At this point, a discussion concerning the limitations of the Scherrer equation is necessary. Whenever the crystallite size exceeds a certain threshold, typically within the range of 100–200 nm, peaks become too narrow, and inevitably, the Scherrer equation is subject to big errors.17 The sizes reported here for the 30% SSS – 1 °C min−1 are within this range, and therefore, results are within the limits of the method. Moreover, distortions in crystal packing or instrumental broadening can further contribute to inaccuracies in size characterization utilizing the Scherrer equation. The model proposed herein bypasses the constraints of the Scherrer equation, offering an alternative method for quantifying CNP thickness in a different q-range.
As seen in Table 4, while the CNP thickness seems to be dominated by the purity of the triglyceride, the width is clearly influenced by the processing conditions. In fact, the slow-cooled 30% SSS system exhibited wider platelets than the fast-cooled equivalent. This result confirms the generalized findings of Acevedo et al., suggesting that slow-cooled samples form wider CNPs.33,34 In addition, it was also possible to confirm that shear crystallization reduced platelet width significantly,33 although the same finding could not be corroborated for thickness.
While the general conclusions remain valid, there are some deviations in the absolute width values. In fact, modelled values appear to be smaller than those measured in the microscopy section. In this case, the USAXS results are deemed more reliable, as cryo-SEM results are bound to have diverse sources of errors. In fact, unlike TEM, cryo-SEM is better suited for surface characterization rather than cross-section measurements, and therefore depth artifacts need to be considered when performing the measurements. In addition, cryo-SEM measurements are limited to a subset of platelets, which restricts the analysis to a small subgroup of nanostructured elements (n ≈ 50). Finally, cryo-SEM results are subject to extensive sample handling, including deoiling, which can have important consequences in sample dissolution and re-crystallization in the solvent.

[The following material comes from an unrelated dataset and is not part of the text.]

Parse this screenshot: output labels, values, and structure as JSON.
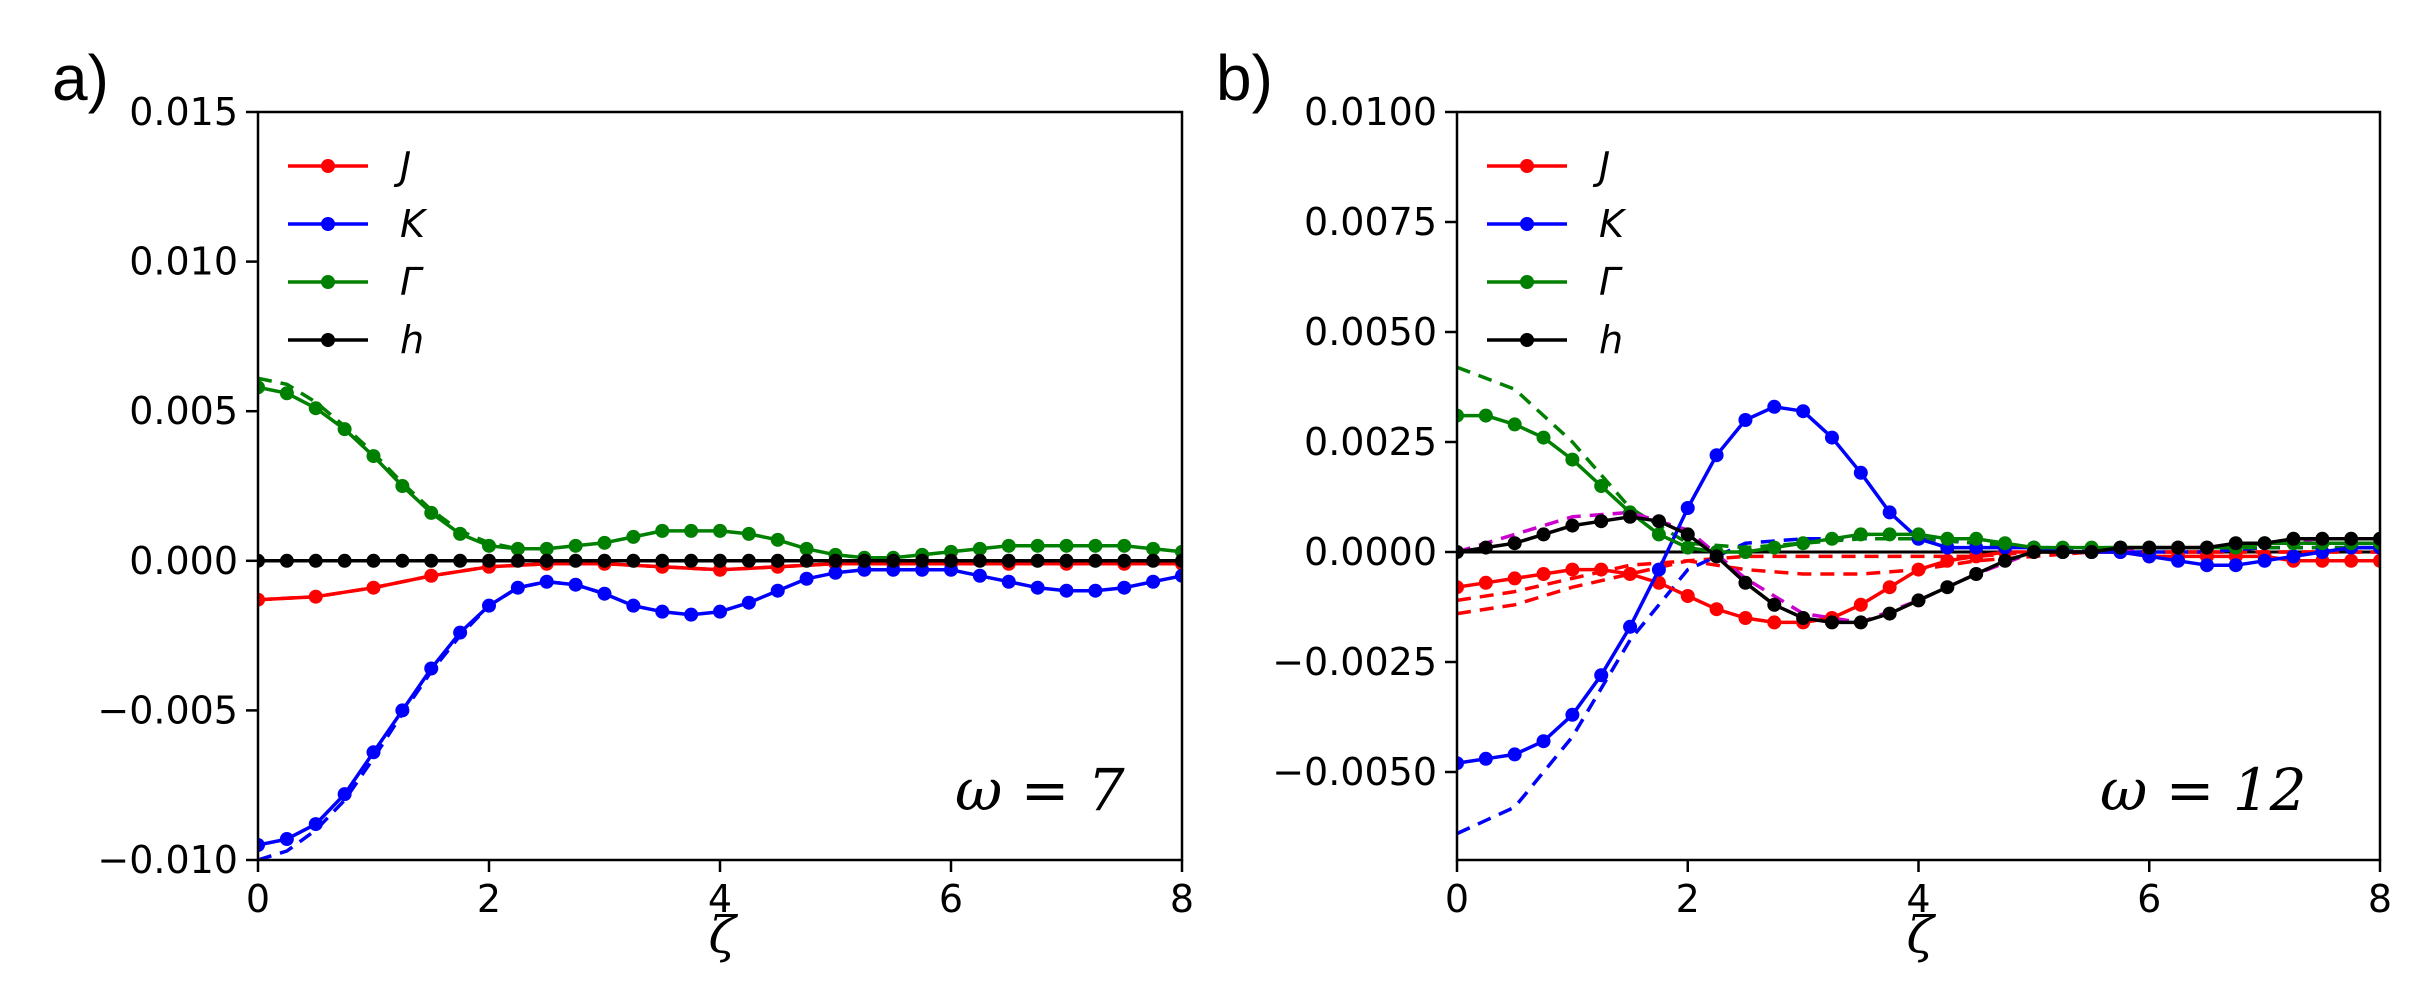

In the lower section of Table 4, data concerning the aggregation behaviour are presented. The interpretation remains consistent with that provided in the unified fit section. For both rapidly cooled systems, 30% SSS and 30% FHRO, P lies between 3 and 4, indicating tight CNP packing and surface fractality. In contrast, slow-cooled 30% SSS and 30% FHRO pilot scale samples exhibited fractal dimensions ranging from 2.4 to 2.7, indicative of mass fractals, suggesting looser conformations.
To validate the proposed model, four stearic acid based samples crystallized through different protocols were characterized. The average CNP size for all 30% fat dispersions seemed to follow the sequence (from smaller to bigger): 30% FHRO – pilot scale, 30% FHRO – 10 °C min−1, 30% SSS – 10 °C min−1, and finally 30% SSS – 1 °C min−1. These results were consistent across different methods (X-ray scattering and microscopy) and models (unified fit and proposed models) utilized. We anticipate that the implementation of this model will significantly enhance our capacity to characterize CNPs, thereby advancing our understanding of the mesoscale dynamics dominating triglyceride systems.